To secure your Graylog setup create your own unique installation where you understand each component and secure the environment by design. Expose only the services that are needed and secure them whenever possible with TLS/SSL and some kind of authentication.

When using Amazon Web Services, never open all ports in the security group. Do not expose the server to the internet. Access Graylog only from within your VPC. Enable encryption for the communication.

Default Ports

All parts of one Graylog installation will communicate over network sockets. Depending on your setup and number of nodes this might be exposed or can be bound to localhost. The SELinux configuration is already covered in our step-by-step guide for CentOS Linux.
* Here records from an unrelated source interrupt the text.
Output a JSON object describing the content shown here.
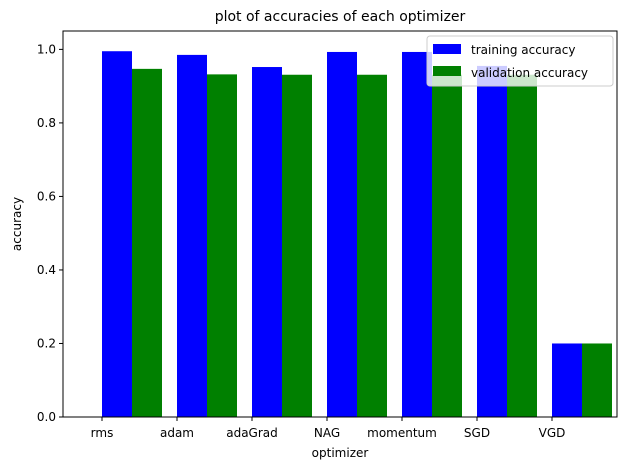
{
  "chart_data": {
    "type": "bar",
    "title": "plot of accuracies of each optimizer",
    "xlabel": "optimizer",
    "ylabel": "accuracy",
    "categories": [
      "rms",
      "adam",
      "adaGrad",
      "NAG",
      "momentum",
      "SGD",
      "VGD"
    ],
    "series": [
      {
        "name": "training accuracy",
        "color": "#0000ff",
        "values": [
          0.995,
          0.985,
          0.952,
          0.993,
          0.993,
          0.955,
          0.2
        ]
      },
      {
        "name": "validation accuracy",
        "color": "#008000",
        "values": [
          0.947,
          0.932,
          0.931,
          0.931,
          0.931,
          0.931,
          0.2
        ]
      }
    ],
    "ylim": [
      0,
      1.05
    ],
    "yticks": [
      "0.0",
      "0.2",
      "0.4",
      "0.6",
      "0.8",
      "1.0"
    ],
    "grid": false,
    "legend_position": "top-right"
  }
}
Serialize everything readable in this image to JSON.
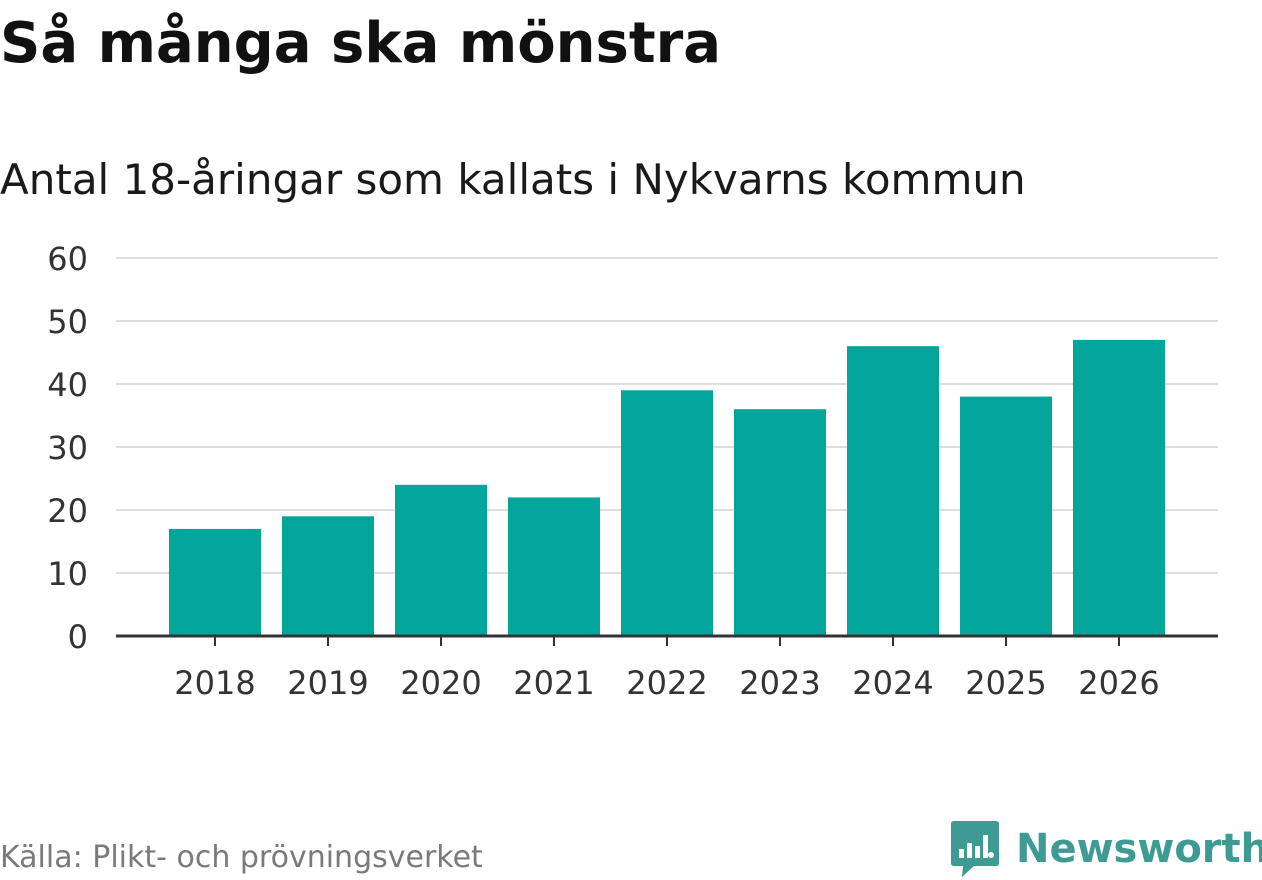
{
  "title": "Så många ska mönstra",
  "subtitle": "Antal 18-åringar som kallats i Nykvarns kommun",
  "source": "Källa: Plikt- och prövningsverket",
  "logo": {
    "text": "Newsworthy",
    "icon": "newsworthy-logo-icon"
  },
  "colors": {
    "bar": "#02a59a",
    "grid": "#dddddd",
    "axis": "#333333",
    "logo": "#3e9b93"
  },
  "chart_data": {
    "type": "bar",
    "categories": [
      "2018",
      "2019",
      "2020",
      "2021",
      "2022",
      "2023",
      "2024",
      "2025",
      "2026"
    ],
    "values": [
      17,
      19,
      24,
      22,
      39,
      36,
      46,
      38,
      47
    ],
    "ylim": [
      0,
      60
    ],
    "yticks": [
      "0",
      "10",
      "20",
      "30",
      "40",
      "50",
      "60"
    ],
    "grid": true,
    "legend": "none"
  }
}
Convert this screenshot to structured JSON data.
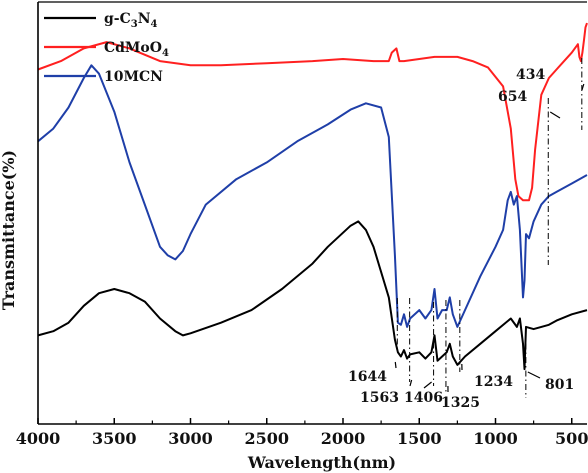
{
  "chart_data": {
    "type": "line",
    "title": "",
    "xlabel": "Wavelength(nm)",
    "ylabel": "Transmittance(%)",
    "xlim": [
      4000,
      400
    ],
    "ylim": [
      0,
      100
    ],
    "x_ticks": [
      "4000",
      "3500",
      "3000",
      "2500",
      "2000",
      "1500",
      "1000",
      "500"
    ],
    "y_ticks_shown": false,
    "legend": {
      "position": "top-left",
      "entries": [
        {
          "label_main": "g-C",
          "sub1": "3",
          "label_mid": "N",
          "sub2": "4"
        },
        {
          "label_main": "CdMoO",
          "sub1": "4",
          "label_mid": "",
          "sub2": ""
        },
        {
          "label_main": "10MCN",
          "sub1": "",
          "label_mid": "",
          "sub2": ""
        }
      ]
    },
    "colors": {
      "g_c3n4": "#000000",
      "cdmoo4": "#ff2020",
      "mcn": "#1f3fa8"
    },
    "series": [
      {
        "key": "cdmoo4",
        "points": [
          [
            4000,
            84
          ],
          [
            3850,
            86
          ],
          [
            3700,
            89
          ],
          [
            3550,
            90.5
          ],
          [
            3400,
            89
          ],
          [
            3200,
            86
          ],
          [
            3000,
            85
          ],
          [
            2800,
            85
          ],
          [
            2500,
            85.5
          ],
          [
            2200,
            86
          ],
          [
            2000,
            86.5
          ],
          [
            1800,
            86
          ],
          [
            1700,
            86
          ],
          [
            1680,
            88
          ],
          [
            1650,
            89
          ],
          [
            1630,
            86
          ],
          [
            1600,
            86
          ],
          [
            1500,
            86.5
          ],
          [
            1400,
            87
          ],
          [
            1250,
            87
          ],
          [
            1150,
            86
          ],
          [
            1050,
            84.5
          ],
          [
            950,
            80
          ],
          [
            900,
            70
          ],
          [
            870,
            58
          ],
          [
            850,
            54
          ],
          [
            820,
            53
          ],
          [
            800,
            53
          ],
          [
            780,
            53
          ],
          [
            760,
            56
          ],
          [
            740,
            65
          ],
          [
            700,
            78
          ],
          [
            650,
            82
          ],
          [
            600,
            84
          ],
          [
            550,
            86
          ],
          [
            500,
            88
          ],
          [
            480,
            89
          ],
          [
            460,
            90
          ],
          [
            450,
            87
          ],
          [
            440,
            86
          ],
          [
            430,
            88
          ],
          [
            420,
            91
          ],
          [
            410,
            94
          ],
          [
            400,
            95
          ]
        ]
      },
      {
        "key": "mcn",
        "points": [
          [
            4000,
            67
          ],
          [
            3900,
            70
          ],
          [
            3800,
            75
          ],
          [
            3700,
            82
          ],
          [
            3650,
            85
          ],
          [
            3600,
            83
          ],
          [
            3500,
            74
          ],
          [
            3400,
            62
          ],
          [
            3300,
            52
          ],
          [
            3200,
            42
          ],
          [
            3150,
            40
          ],
          [
            3100,
            39
          ],
          [
            3050,
            41
          ],
          [
            3000,
            45
          ],
          [
            2900,
            52
          ],
          [
            2700,
            58
          ],
          [
            2500,
            62
          ],
          [
            2300,
            67
          ],
          [
            2100,
            71
          ],
          [
            1950,
            74.5
          ],
          [
            1850,
            76
          ],
          [
            1750,
            75
          ],
          [
            1700,
            68
          ],
          [
            1660,
            40
          ],
          [
            1640,
            24
          ],
          [
            1620,
            23.5
          ],
          [
            1600,
            26
          ],
          [
            1580,
            23
          ],
          [
            1560,
            25
          ],
          [
            1500,
            27
          ],
          [
            1460,
            25
          ],
          [
            1420,
            27
          ],
          [
            1400,
            32
          ],
          [
            1380,
            25
          ],
          [
            1350,
            27
          ],
          [
            1320,
            27
          ],
          [
            1300,
            30
          ],
          [
            1280,
            26
          ],
          [
            1250,
            23
          ],
          [
            1200,
            27
          ],
          [
            1100,
            35
          ],
          [
            1000,
            42
          ],
          [
            950,
            46
          ],
          [
            920,
            53
          ],
          [
            900,
            55
          ],
          [
            880,
            52
          ],
          [
            860,
            54
          ],
          [
            840,
            46
          ],
          [
            820,
            30
          ],
          [
            810,
            34
          ],
          [
            800,
            45
          ],
          [
            780,
            44
          ],
          [
            750,
            48
          ],
          [
            700,
            52
          ],
          [
            650,
            54
          ],
          [
            600,
            55
          ],
          [
            500,
            57
          ],
          [
            450,
            58
          ],
          [
            400,
            59
          ]
        ]
      },
      {
        "key": "g_c3n4",
        "points": [
          [
            4000,
            21
          ],
          [
            3900,
            22
          ],
          [
            3800,
            24
          ],
          [
            3700,
            28
          ],
          [
            3600,
            31
          ],
          [
            3500,
            32
          ],
          [
            3400,
            31
          ],
          [
            3300,
            29
          ],
          [
            3200,
            25
          ],
          [
            3100,
            22
          ],
          [
            3050,
            21
          ],
          [
            3000,
            21.5
          ],
          [
            2800,
            24
          ],
          [
            2600,
            27
          ],
          [
            2400,
            32
          ],
          [
            2200,
            38
          ],
          [
            2100,
            42
          ],
          [
            1950,
            47
          ],
          [
            1900,
            48
          ],
          [
            1850,
            46
          ],
          [
            1800,
            42
          ],
          [
            1700,
            30
          ],
          [
            1660,
            20
          ],
          [
            1640,
            17
          ],
          [
            1620,
            16
          ],
          [
            1600,
            17.5
          ],
          [
            1580,
            15.5
          ],
          [
            1560,
            16.5
          ],
          [
            1500,
            17
          ],
          [
            1460,
            15.5
          ],
          [
            1420,
            17
          ],
          [
            1400,
            21
          ],
          [
            1380,
            15
          ],
          [
            1350,
            16
          ],
          [
            1320,
            17
          ],
          [
            1300,
            19
          ],
          [
            1280,
            16
          ],
          [
            1250,
            14
          ],
          [
            1200,
            16
          ],
          [
            1100,
            19
          ],
          [
            1000,
            22
          ],
          [
            900,
            25
          ],
          [
            860,
            23
          ],
          [
            840,
            25
          ],
          [
            820,
            19
          ],
          [
            810,
            13
          ],
          [
            800,
            23
          ],
          [
            750,
            22.5
          ],
          [
            700,
            23
          ],
          [
            650,
            23.5
          ],
          [
            600,
            24.5
          ],
          [
            500,
            26
          ],
          [
            400,
            27
          ]
        ]
      }
    ],
    "annotations": [
      {
        "label": "434",
        "x": 434
      },
      {
        "label": "654",
        "x": 654
      },
      {
        "label": "1644",
        "x": 1644
      },
      {
        "label": "1563",
        "x": 1563
      },
      {
        "label": "1406",
        "x": 1406
      },
      {
        "label": "1325",
        "x": 1325
      },
      {
        "label": "1234",
        "x": 1234
      },
      {
        "label": "801",
        "x": 801
      }
    ]
  }
}
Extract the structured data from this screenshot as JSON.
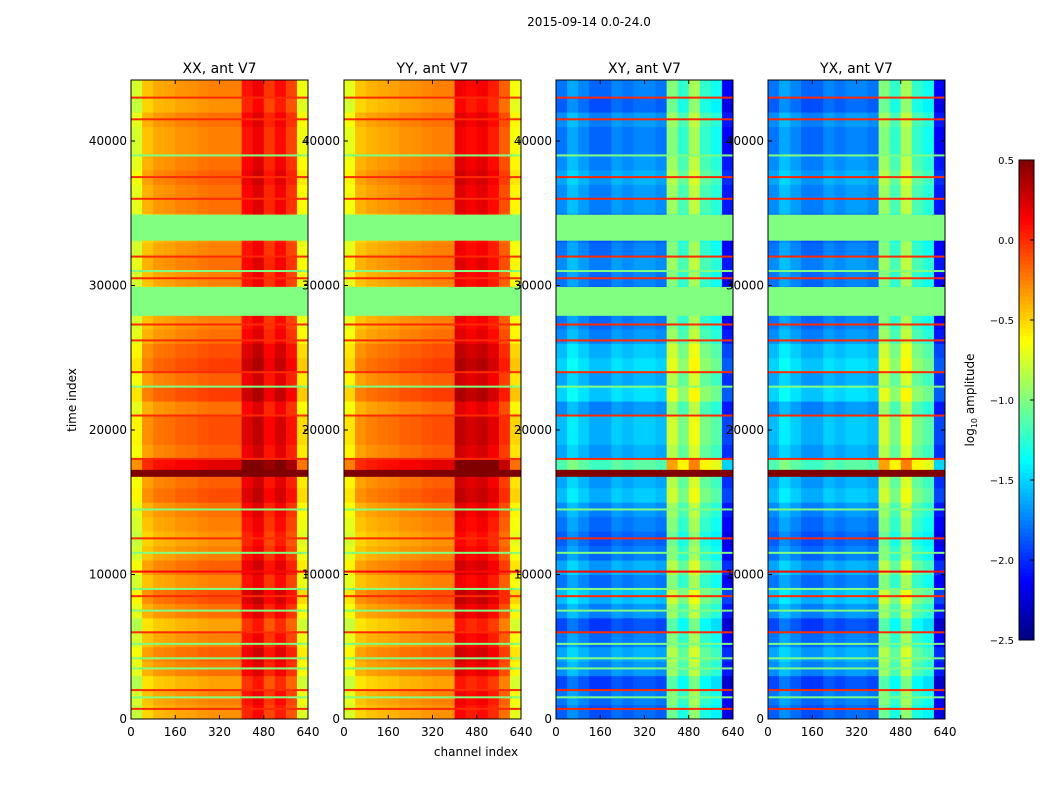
{
  "chart_data": {
    "type": "heatmap",
    "title": "2015-09-14 0.0-24.0",
    "xlabel": "channel index",
    "ylabel": "time index",
    "xlim": [
      0,
      640
    ],
    "ylim": [
      0,
      44220
    ],
    "xticks": [
      "0",
      "160",
      "320",
      "480",
      "640"
    ],
    "xtick_values": [
      0,
      160,
      320,
      480,
      640
    ],
    "yticks": [
      "0",
      "10000",
      "20000",
      "30000",
      "40000"
    ],
    "ytick_values": [
      0,
      10000,
      20000,
      30000,
      40000
    ],
    "colormap": "jet",
    "colorbar": {
      "label": "log10 amplitude",
      "label_main": "log",
      "label_sub": "10",
      "label_rest": " amplitude",
      "range": [
        -2.5,
        0.5
      ],
      "ticks": [
        "0.5",
        "0.0",
        "−0.5",
        "−1.0",
        "−1.5",
        "−2.0",
        "−2.5"
      ],
      "tick_values": [
        0.5,
        0.0,
        -0.5,
        -1.0,
        -1.5,
        -2.0,
        -2.5
      ]
    },
    "channel_bin": 40,
    "time_bin": 1000,
    "panels": [
      {
        "title": "XX, ant V7",
        "column_profile": [
          -0.8,
          -0.5,
          -0.42,
          -0.4,
          -0.36,
          -0.35,
          -0.32,
          -0.3,
          -0.3,
          -0.3,
          0.02,
          0.12,
          -0.08,
          0.05,
          -0.12,
          -0.72
        ],
        "row_gain": 1.0
      },
      {
        "title": "YY, ant V7",
        "column_profile": [
          -0.75,
          -0.5,
          -0.45,
          -0.42,
          -0.4,
          -0.36,
          -0.35,
          -0.32,
          -0.3,
          -0.3,
          0.12,
          0.05,
          0.1,
          0.0,
          -0.2,
          -0.7
        ],
        "row_gain": 1.0
      },
      {
        "title": "XY, ant V7",
        "column_profile": [
          -1.85,
          -1.7,
          -1.8,
          -1.9,
          -1.9,
          -1.8,
          -1.85,
          -1.8,
          -1.8,
          -1.85,
          -1.05,
          -1.3,
          -0.95,
          -1.3,
          -1.4,
          -2.2
        ],
        "row_gain": 1.4
      },
      {
        "title": "YX, ant V7",
        "column_profile": [
          -1.85,
          -1.7,
          -1.8,
          -1.9,
          -1.9,
          -1.8,
          -1.85,
          -1.8,
          -1.8,
          -1.85,
          -1.05,
          -1.3,
          -0.95,
          -1.3,
          -1.4,
          -2.2
        ],
        "row_gain": 1.4
      }
    ],
    "row_offsets": [
      0.0,
      0.05,
      -0.05,
      0.1,
      0.15,
      0.05,
      -0.05,
      0.1,
      0.2,
      0.05,
      0.15,
      0.05,
      0.0,
      0.05,
      0.1,
      0.2,
      0.15,
      0.5,
      0.15,
      0.2,
      0.2,
      0.1,
      0.25,
      0.15,
      0.25,
      0.2,
      0.1,
      0.05,
      0,
      0,
      0.05,
      0.1,
      0.05,
      0,
      0,
      0.1,
      0.1,
      0.15,
      0.1,
      0.05,
      0.05,
      0.1,
      0.0,
      0.05,
      0.05
    ],
    "flagged_ranges": [
      [
        27900,
        29900
      ],
      [
        33100,
        34900
      ]
    ],
    "flag_value": -1.0,
    "line_events": [
      {
        "t": 700,
        "value": 0.0
      },
      {
        "t": 2000,
        "value": 0.0
      },
      {
        "t": 6000,
        "value": 0.0
      },
      {
        "t": 8500,
        "value": 0.0
      },
      {
        "t": 10200,
        "value": 0.1
      },
      {
        "t": 12500,
        "value": 0.0
      },
      {
        "t": 17000,
        "value": 0.5
      },
      {
        "t": 18000,
        "value": 0.0
      },
      {
        "t": 21000,
        "value": 0.0
      },
      {
        "t": 24000,
        "value": 0.0
      },
      {
        "t": 26200,
        "value": 0.0
      },
      {
        "t": 27300,
        "value": 0.0
      },
      {
        "t": 30500,
        "value": 0.0
      },
      {
        "t": 32000,
        "value": 0.0
      },
      {
        "t": 36000,
        "value": 0.0
      },
      {
        "t": 37500,
        "value": 0.0
      },
      {
        "t": 41500,
        "value": 0.0
      },
      {
        "t": 43000,
        "value": 0.0
      },
      {
        "t": 1500,
        "value": -1.0
      },
      {
        "t": 3500,
        "value": -1.0
      },
      {
        "t": 4200,
        "value": -1.0
      },
      {
        "t": 5200,
        "value": -1.0
      },
      {
        "t": 7500,
        "value": -1.0
      },
      {
        "t": 9000,
        "value": -1.0
      },
      {
        "t": 11500,
        "value": -1.0
      },
      {
        "t": 14500,
        "value": -1.0
      },
      {
        "t": 23000,
        "value": -1.0
      },
      {
        "t": 31000,
        "value": -1.0
      },
      {
        "t": 39000,
        "value": -1.0
      }
    ]
  }
}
Default Network Communication Ports
 

Component

Port

Graylog (web interface / API)

9000 (tcp)

Graylog to Elasticsearch

9200 (tcp)

Elasticsearch node communication

9300 (tcp)

MongoDB

27017 (tcp)

Each setup is unique in the requirements and ports might be changed by configuration, but you should limit who is able to connect to which service. In the architecture description you can see what components need to be exposed and communicate with each other.

Configuring TLS Ciphers

When running Graylog in untrusted environments such as the Internet, we strongly recommend to use SSL/TLS for all connections. All TLS enabled services are configured to support TLS 1.2 or greater by default. In case you need to support legacy software, you can change the default TLS protocols with the enabled_tls_protocols setting.

When using nginx or Apache httpsd for SSL termination the Mozilla SSL Configuration Generator will help to create a reasonably secure configuration for them.